GDP is really an excuse to enlarge this amorphous and ugly giant called the State. In the end, we are talking about a Keynesian invention which justifies a permanent increase in interventionism and government spending. In other words, taking GDP as the chief economic goal invariably results in an increase in politicians’ power and a decrease in liberty and economic progress for us citizens.

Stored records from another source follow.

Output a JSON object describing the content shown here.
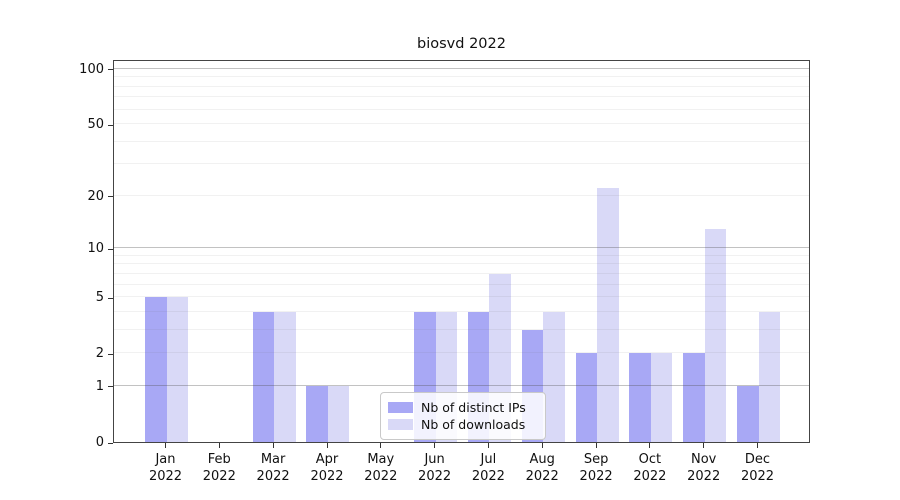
{
  "title": "biosvd 2022",
  "colors": {
    "distinct_ips": "#a8a8f5",
    "downloads": "#d9d9f7",
    "spine": "#444444"
  },
  "y_axis": {
    "tick_labels": [
      "0",
      "1",
      "2",
      "5",
      "10",
      "20",
      "50",
      "100"
    ],
    "tick_values": [
      0,
      1,
      2,
      5,
      10,
      20,
      50,
      100
    ],
    "minor_grid_values": [
      2,
      3,
      4,
      5,
      6,
      7,
      8,
      9,
      20,
      30,
      40,
      50,
      60,
      70,
      80,
      90
    ],
    "major_grid_values": [
      1,
      10,
      100
    ]
  },
  "chart_data": {
    "type": "bar",
    "title": "biosvd 2022",
    "categories": [
      "Jan 2022",
      "Feb 2022",
      "Mar 2022",
      "Apr 2022",
      "May 2022",
      "Jun 2022",
      "Jul 2022",
      "Aug 2022",
      "Sep 2022",
      "Oct 2022",
      "Nov 2022",
      "Dec 2022"
    ],
    "series": [
      {
        "name": "Nb of distinct IPs",
        "color": "#a8a8f5",
        "values": [
          5,
          0,
          4,
          1,
          0,
          4,
          4,
          3,
          2,
          2,
          2,
          1
        ]
      },
      {
        "name": "Nb of downloads",
        "color": "#d9d9f7",
        "values": [
          5,
          0,
          4,
          1,
          0,
          4,
          7,
          4,
          22,
          2,
          13,
          4
        ]
      }
    ],
    "xlabel": "",
    "ylabel": "",
    "yscale": "log1p",
    "ylim": [
      0,
      113
    ],
    "yticks": [
      0,
      1,
      2,
      5,
      10,
      20,
      50,
      100
    ],
    "grid": "horizontal; major lines at 1, 10, 100; faint minor lines at 2-9 and 20-90; drawn over bars",
    "legend_position": "lower center-left inside plot"
  }
}
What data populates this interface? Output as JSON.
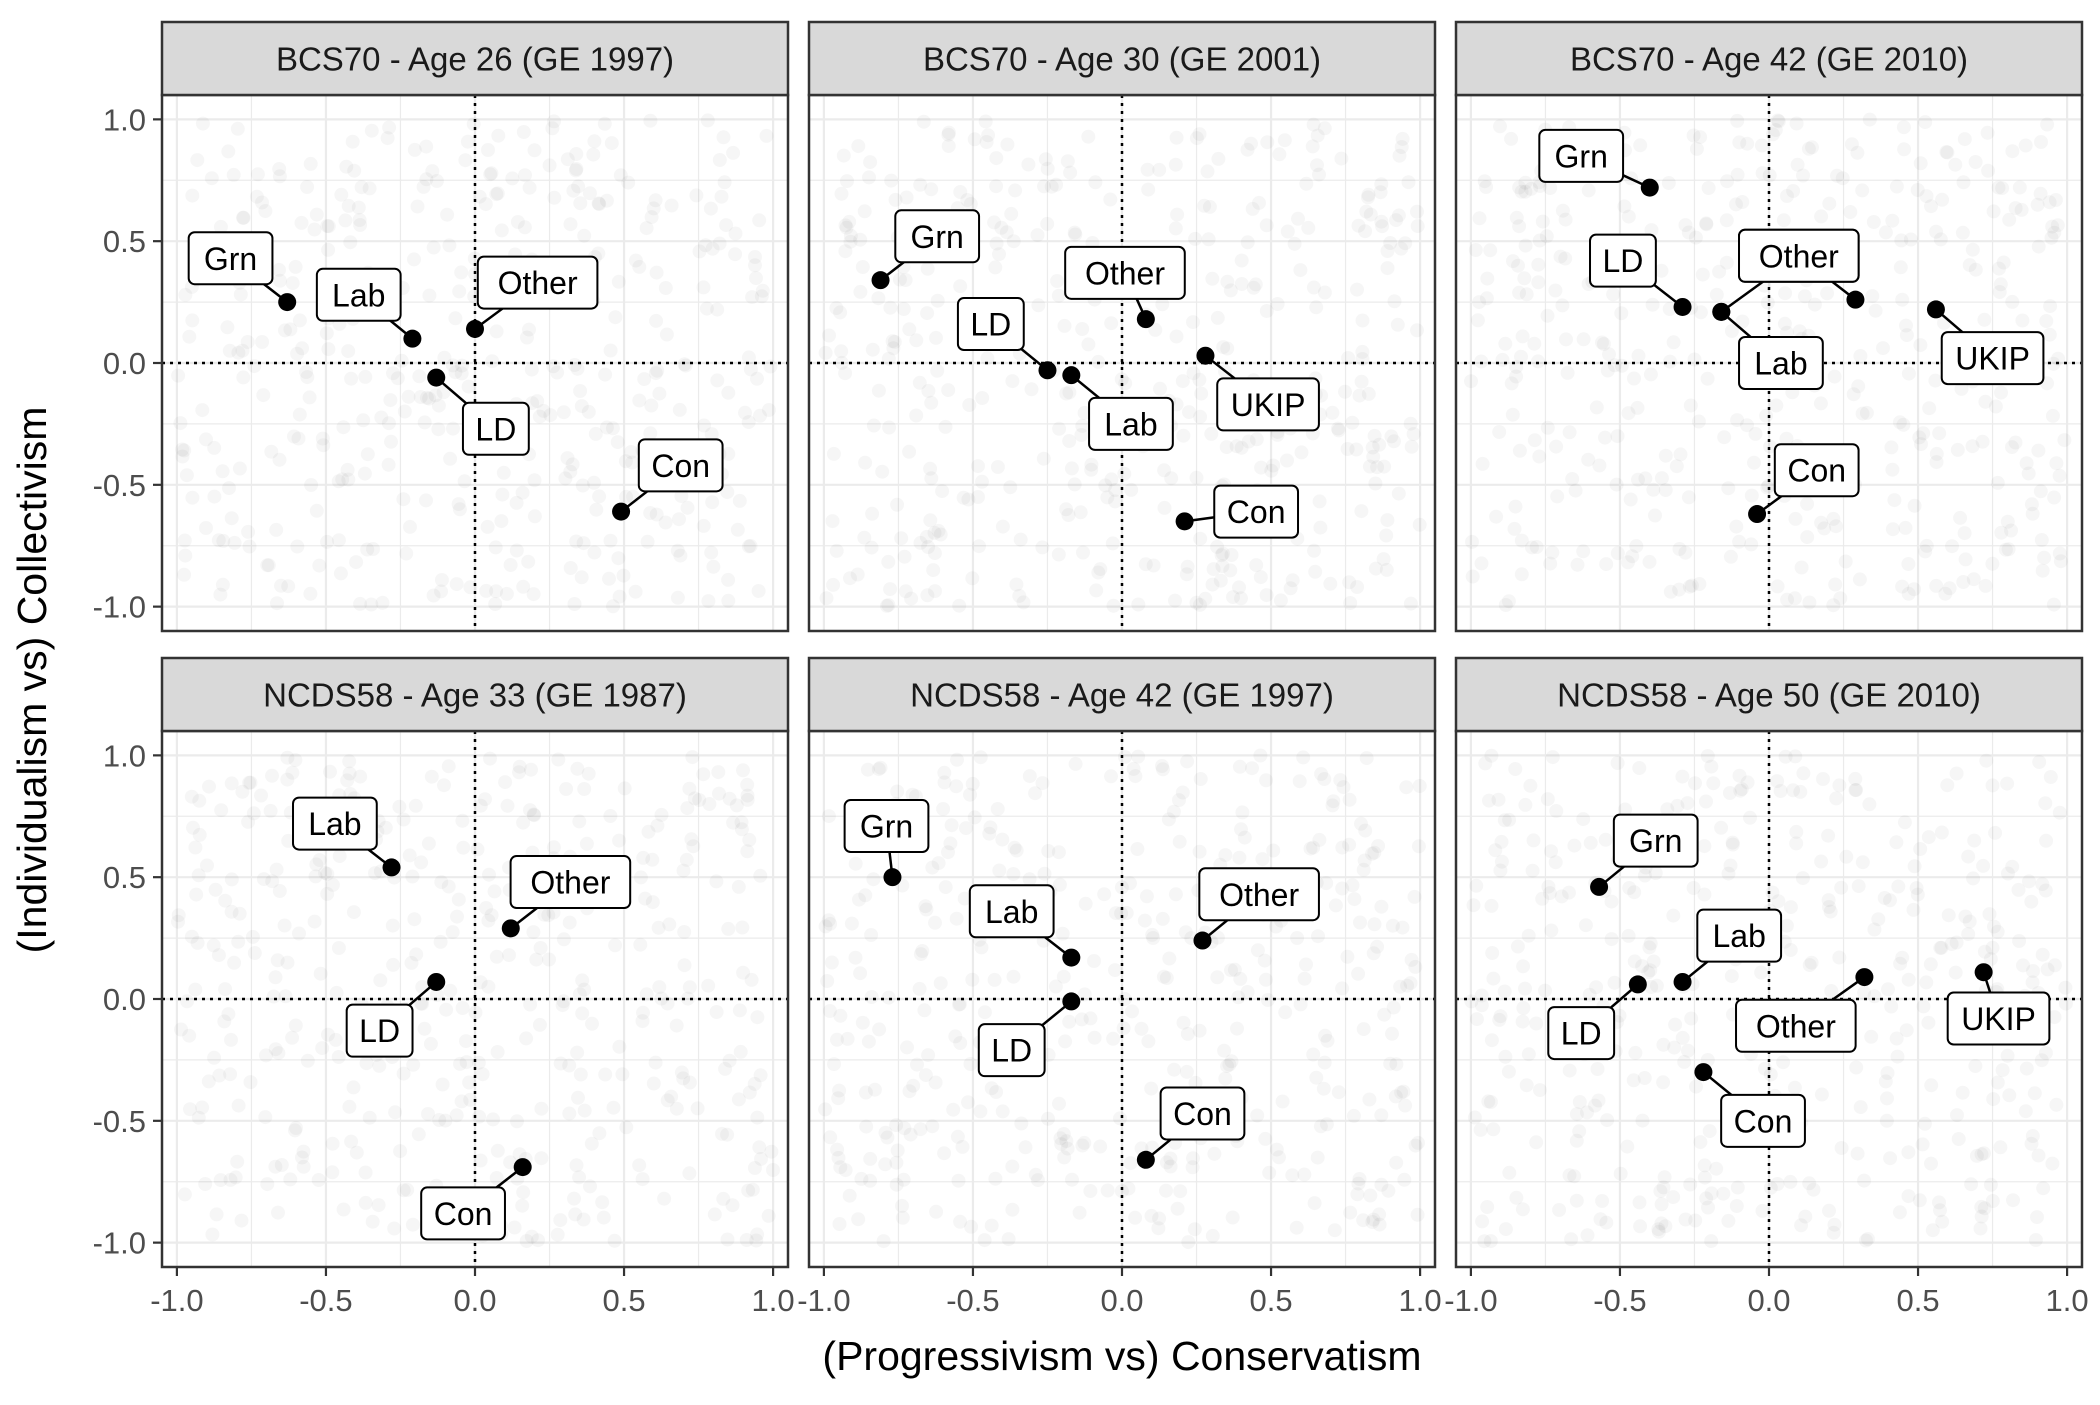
{
  "chart_data": {
    "type": "scatter",
    "xlabel": "(Progressivism vs) Conservatism",
    "ylabel": "(Individualism vs) Collectivism",
    "xlim": [
      -1.05,
      1.05
    ],
    "ylim": [
      -1.1,
      1.1
    ],
    "x_ticks": [
      -1.0,
      -0.5,
      0.0,
      0.5,
      1.0
    ],
    "y_ticks": [
      -1.0,
      -0.5,
      0.0,
      0.5,
      1.0
    ],
    "x_tick_labels": [
      "-1.0",
      "-0.5",
      "0.0",
      "0.5",
      "1.0"
    ],
    "y_tick_labels": [
      "-1.0",
      "-0.5",
      "0.0",
      "0.5",
      "1.0"
    ],
    "reference_lines": {
      "x": 0,
      "y": 0,
      "style": "dotted"
    },
    "grid": true,
    "background_points": "faint individual respondents (alpha ~0.05)",
    "colors": {
      "points": "#000000",
      "strip": "#d9d9d9",
      "grid": "#ebebeb",
      "frame": "#333333"
    },
    "panels": [
      {
        "title": "BCS70 - Age 26 (GE 1997)",
        "points": [
          {
            "party": "Grn",
            "x": -0.63,
            "y": 0.25,
            "label_x": -0.82,
            "label_y": 0.43
          },
          {
            "party": "Lab",
            "x": -0.21,
            "y": 0.1,
            "label_x": -0.39,
            "label_y": 0.28
          },
          {
            "party": "Other",
            "x": 0.0,
            "y": 0.14,
            "label_x": 0.21,
            "label_y": 0.33
          },
          {
            "party": "LD",
            "x": -0.13,
            "y": -0.06,
            "label_x": 0.07,
            "label_y": -0.27
          },
          {
            "party": "Con",
            "x": 0.49,
            "y": -0.61,
            "label_x": 0.69,
            "label_y": -0.42
          }
        ]
      },
      {
        "title": "BCS70 - Age 30 (GE 2001)",
        "points": [
          {
            "party": "Grn",
            "x": -0.81,
            "y": 0.34,
            "label_x": -0.62,
            "label_y": 0.52
          },
          {
            "party": "Other",
            "x": 0.08,
            "y": 0.18,
            "label_x": 0.01,
            "label_y": 0.37
          },
          {
            "party": "LD",
            "x": -0.25,
            "y": -0.03,
            "label_x": -0.44,
            "label_y": 0.16
          },
          {
            "party": "Lab",
            "x": -0.17,
            "y": -0.05,
            "label_x": 0.03,
            "label_y": -0.25
          },
          {
            "party": "UKIP",
            "x": 0.28,
            "y": 0.03,
            "label_x": 0.49,
            "label_y": -0.17
          },
          {
            "party": "Con",
            "x": 0.21,
            "y": -0.65,
            "label_x": 0.45,
            "label_y": -0.61
          }
        ]
      },
      {
        "title": "BCS70 - Age 42 (GE 2010)",
        "points": [
          {
            "party": "Grn",
            "x": -0.4,
            "y": 0.72,
            "label_x": -0.63,
            "label_y": 0.85
          },
          {
            "party": "LD",
            "x": -0.29,
            "y": 0.23,
            "label_x": -0.49,
            "label_y": 0.42
          },
          {
            "party": "Other",
            "x": -0.16,
            "y": 0.21,
            "label_x": 0.1,
            "label_y": 0.44
          },
          {
            "party": "Other",
            "x": 0.29,
            "y": 0.26,
            "label_x": 0.1,
            "label_y": 0.44
          },
          {
            "party": "Lab",
            "x": -0.16,
            "y": 0.21,
            "label_x": 0.04,
            "label_y": 0.0
          },
          {
            "party": "UKIP",
            "x": 0.56,
            "y": 0.22,
            "label_x": 0.75,
            "label_y": 0.02
          },
          {
            "party": "Con",
            "x": -0.04,
            "y": -0.62,
            "label_x": 0.16,
            "label_y": -0.44
          }
        ]
      },
      {
        "title": "NCDS58 - Age 33 (GE 1987)",
        "points": [
          {
            "party": "Lab",
            "x": -0.28,
            "y": 0.54,
            "label_x": -0.47,
            "label_y": 0.72
          },
          {
            "party": "Other",
            "x": 0.12,
            "y": 0.29,
            "label_x": 0.32,
            "label_y": 0.48
          },
          {
            "party": "LD",
            "x": -0.13,
            "y": 0.07,
            "label_x": -0.32,
            "label_y": -0.13
          },
          {
            "party": "Con",
            "x": 0.16,
            "y": -0.69,
            "label_x": -0.04,
            "label_y": -0.88
          }
        ]
      },
      {
        "title": "NCDS58 - Age 42 (GE 1997)",
        "points": [
          {
            "party": "Grn",
            "x": -0.77,
            "y": 0.5,
            "label_x": -0.79,
            "label_y": 0.71
          },
          {
            "party": "Lab",
            "x": -0.17,
            "y": 0.17,
            "label_x": -0.37,
            "label_y": 0.36
          },
          {
            "party": "Other",
            "x": 0.27,
            "y": 0.24,
            "label_x": 0.46,
            "label_y": 0.43
          },
          {
            "party": "LD",
            "x": -0.17,
            "y": -0.01,
            "label_x": -0.37,
            "label_y": -0.21
          },
          {
            "party": "Con",
            "x": 0.08,
            "y": -0.66,
            "label_x": 0.27,
            "label_y": -0.47
          }
        ]
      },
      {
        "title": "NCDS58 - Age 50 (GE 2010)",
        "points": [
          {
            "party": "Grn",
            "x": -0.57,
            "y": 0.46,
            "label_x": -0.38,
            "label_y": 0.65
          },
          {
            "party": "LD",
            "x": -0.44,
            "y": 0.06,
            "label_x": -0.63,
            "label_y": -0.14
          },
          {
            "party": "Lab",
            "x": -0.29,
            "y": 0.07,
            "label_x": -0.1,
            "label_y": 0.26
          },
          {
            "party": "Other",
            "x": 0.32,
            "y": 0.09,
            "label_x": 0.09,
            "label_y": -0.11
          },
          {
            "party": "Con",
            "x": -0.22,
            "y": -0.3,
            "label_x": -0.02,
            "label_y": -0.5
          },
          {
            "party": "UKIP",
            "x": 0.72,
            "y": 0.11,
            "label_x": 0.77,
            "label_y": -0.08
          }
        ]
      }
    ]
  }
}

Sir John Cowperthwaite, the architect of Hong-Kong’s amazing economic success, whom I wrote about in a previous article, always rejected the compilation or publication of official statistics. Weird as it might seem today, for many years that colony didn’t publish either its GDP or CPI, which didn’t prevent its citizens going from poverty to wealth in just one generation. On the contrary, Sir John always argued that official stats were extremely dangerous because as soon as they got published, they created an irresistible temptation for politicians to meddle with them in order to “fix” them. There was yet another danger that Sir John didn’t mention, perhaps because he lived in an age when gentlemen were still the rule in public service. This second danger was that, when the socialists of all parties ran out of interventionist ammo yet failed to achieve that omnipotence of the god they arrogantly pretended to be, they would feel like cooking, massaging, manipulating the numbers. I will come back to this on another occasion.
We must tear down the myth that maximizing GDP should be the main goal of economic and political action. It is an erroneous measure that tends to increase, year after year, the suffocating weight of the State, which in Europe is quickly approaching its untold totalitarian paradigm. Nobody seems to know what it really measures, and more often than not it loses touch with reality. For instance, since 2008 Spanish GDP has fallen a cumulative 5%. However, during that same period of time, both industrial production and retail sales have fallen by 30%, the unemployment rate has gone from 8% to 26%, home prices have collapsed an official 25% and a real 40%, public debt has increased from 36% to maybe 90% of GDP, the financial system is broke…and GDP has fallen a tiny 5%?
There is an alternative formula which has proved to be an adequate objective of economic policy. It has been empirically tested with great success and is consistent with human nature and common sense. It is not a mathematical formula, but a logical one. I leave it here for my friends in politics and economics, with my apologies because of its simplicity, of course: Economic Growth = Private Property + Rule of Law + Low Taxes + Free Competition + Minimum Interventionism + Free Enterprise and Trade – Government Size.